Though his telling was gripping—the rising river, the shaking bridge, his bold dash across its planks as the water descended—it wasn't this that haunted me. It was the way he'd spoken about the camp, reminding me of all that I didn't know about him. I reran that line over and over in my head, how he said it, the intensity and anger in his words: “It was no different than prison.”
 
 
Beyond my window, a pale splotch in the low clouds showed where the moon hid.
Shouting had woken me.
“You can't go! I won't let you!”
My heart knocked at my ribs as he swore, his words banging about the house, thudding against the walls like one of the outside dogs gotten in and running from room to room as quickly as possible, just to see this strange inside world.
“You can't stop me!” she shouted. Her footsteps crossed the living room.
“You're fucking crazy!” he yelled and slammed a door so that the house shook.
I stared at the ceiling, trying to make sense of all this, to will my brain to do more than listen to the battering of my heart. There was a secret at the center of our lives. It was like something from a dream, a shape that I glimpsed but couldn't remember, then saw again another night; I woke knowing I'd seen it, but not what it was or meant.

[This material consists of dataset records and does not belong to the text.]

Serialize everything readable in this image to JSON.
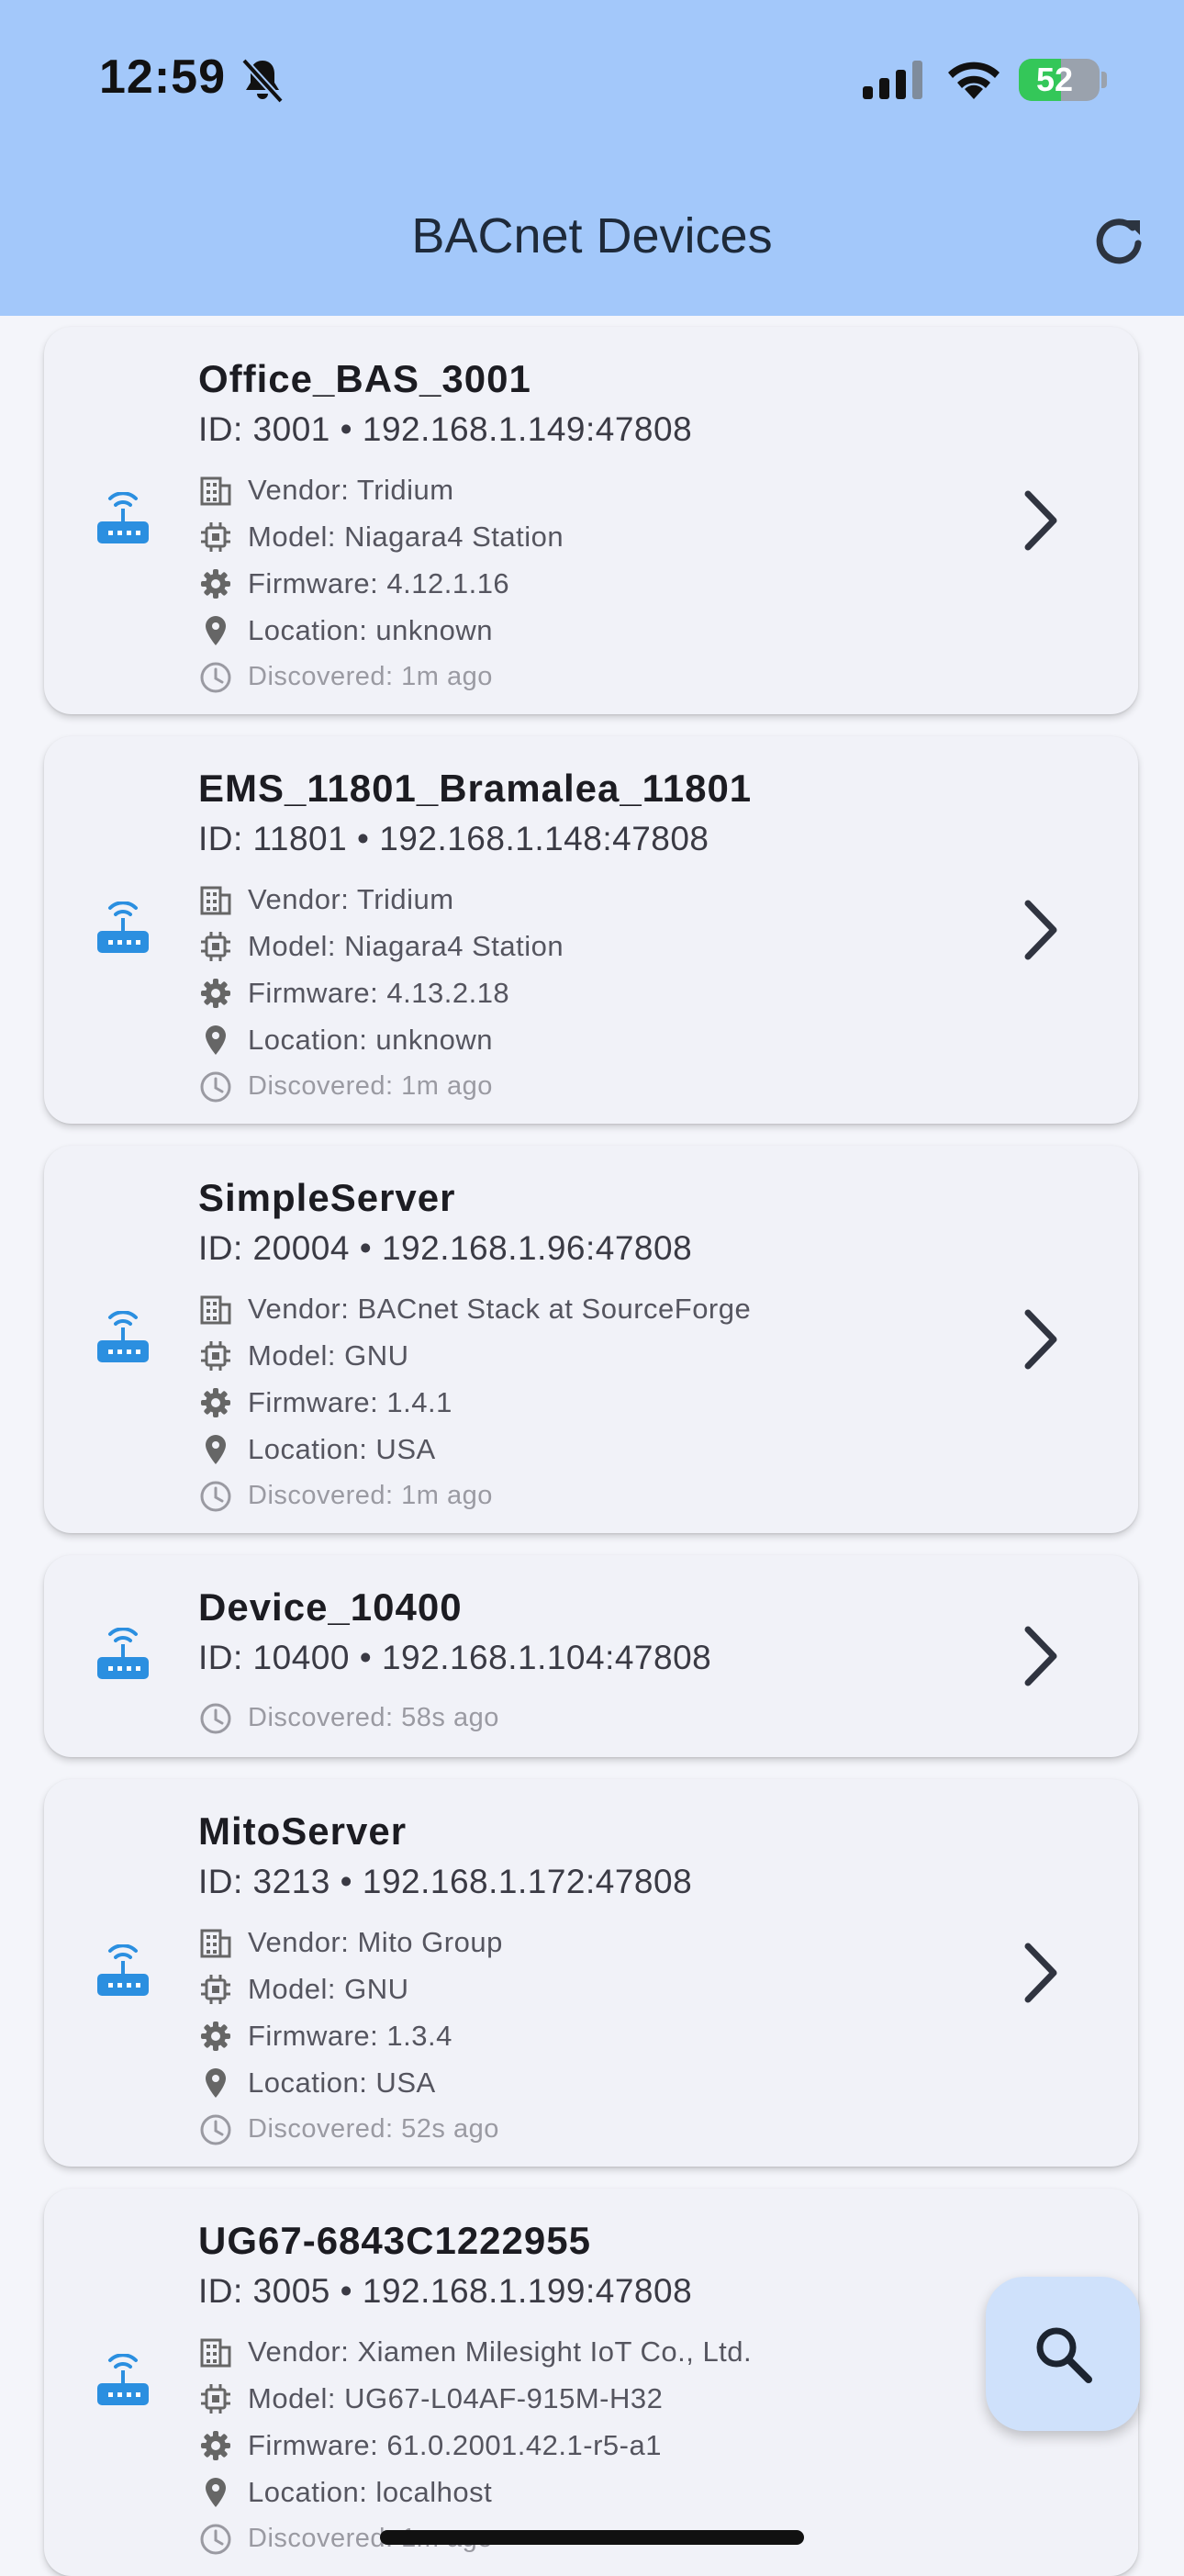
{
  "status_bar": {
    "time": "12:59",
    "battery_percent": "52",
    "battery_level": 0.52,
    "icons": [
      "bell-slash-icon",
      "cellular-signal-icon",
      "wifi-icon",
      "battery-charging-icon"
    ]
  },
  "app_bar": {
    "title": "BACnet Devices",
    "refresh_icon": "refresh-icon"
  },
  "devices": [
    {
      "name": "Office_BAS_3001",
      "id_line": "ID: 3001 • 192.168.1.149:47808",
      "vendor": "Vendor: Tridium",
      "model": "Model: Niagara4 Station",
      "firmware": "Firmware: 4.12.1.16",
      "location": "Location: unknown",
      "discovered": "Discovered: 1m ago"
    },
    {
      "name": "EMS_11801_Bramalea_11801",
      "id_line": "ID: 11801 • 192.168.1.148:47808",
      "vendor": "Vendor: Tridium",
      "model": "Model: Niagara4 Station",
      "firmware": "Firmware: 4.13.2.18",
      "location": "Location: unknown",
      "discovered": "Discovered: 1m ago"
    },
    {
      "name": "SimpleServer",
      "id_line": "ID: 20004 • 192.168.1.96:47808",
      "vendor": "Vendor: BACnet Stack at SourceForge",
      "model": "Model: GNU",
      "firmware": "Firmware: 1.4.1",
      "location": "Location: USA",
      "discovered": "Discovered: 1m ago"
    },
    {
      "name": "Device_10400",
      "id_line": "ID: 10400 • 192.168.1.104:47808",
      "discovered": "Discovered: 58s ago"
    },
    {
      "name": "MitoServer",
      "id_line": "ID: 3213 • 192.168.1.172:47808",
      "vendor": "Vendor: Mito Group",
      "model": "Model: GNU",
      "firmware": "Firmware: 1.3.4",
      "location": "Location: USA",
      "discovered": "Discovered: 52s ago"
    },
    {
      "name": "UG67-6843C1222955",
      "id_line": "ID: 3005 • 192.168.1.199:47808",
      "vendor": "Vendor: Xiamen Milesight IoT Co., Ltd.",
      "model": "Model: UG67-L04AF-915M-H32",
      "firmware": "Firmware: 61.0.2001.42.1-r5-a1",
      "location": "Location: localhost",
      "discovered": "Discovered: 1m ago"
    }
  ],
  "fab": {
    "icon": "search-icon"
  },
  "colors": {
    "app_bar": "#a3c8fa",
    "router_icon": "#2b8fe0",
    "card": "#f1f2f8",
    "fab": "#cfe1fb"
  }
}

In the dark, I couldn't sleep, certain that someday this thing would reappear, as
a man or a place, or just a feeling, the awareness of danger I had before I turned my eyes and saw. It would reappear and I'd have known it would but without any power to stop it.
I might have slept, drifting in and out, sensing a subtle change like a snowfall in the night, the gradual silencing of the outside, though now the season's shift was within our walls. Who had made this world up? Who had created all this for me? It was as if my life were important and I had to be ready to face something, but that moment never quite arrived.
In the morning, I slowly went down the stairs, more tired than ever, yet vividly aware of the changes in the house. My mother was packing, hurrying about. My father's truck was gone.
“I don't have time for questions,” she said. She told us only that we were moving across the Fraser River to a town called Mount Lehman. She shoved everything in boxes, occasionally pausing at the window.
My brother sidled close, puffy dark circles under his glassy eyes. He hadn't slept either, and the strangeness of his gaze shone in a way that made me want to run to the mirror. He said he had something to ask, and I knew from his expression that he'd readied one of the strange questions he used to torment other kids. They often involved World War III, and his favorite was, “If America dumped boxed cereal on the USSR, why would it be chemical warfare?” He then had to explain in minute detail our mother's words about chemical foods.
Now he said, “If a nuclear bomb strikes a mile away, do you run toward it or away?”
I let myself see this. My gut ached. A wall of blinding light approached, melting cars and incinerating Christmas trees and cooking human flesh from the bone. Though I knew he'd trick me, I blurted, “Away! I'd run away!”
“Wrong,” he said, loudly but without inflection.
My chest felt tight. I went to the kitchen door and outside, over the wet grass, past the apple tree.
I wanted someone to tell me what to think or hope, but there was just the waterlogged fields and the windy silence of the valley and,
like a music far away, from a distant car window, the threat of nuclear extinction.
 
 
The packing and dumping of boxes revealed how little we owned—blankets and clothes, worn-out books, and some binders of school papers—but the moving still took all day. We carried boxes out to the van for her or helped unload. Now, as we returned for our final trip, she drove up to the house slowly, craning to see whether my father's truck was in the driveway. It wasn't, and she sighed, then sped onto the gravel. She told us to wait in the van.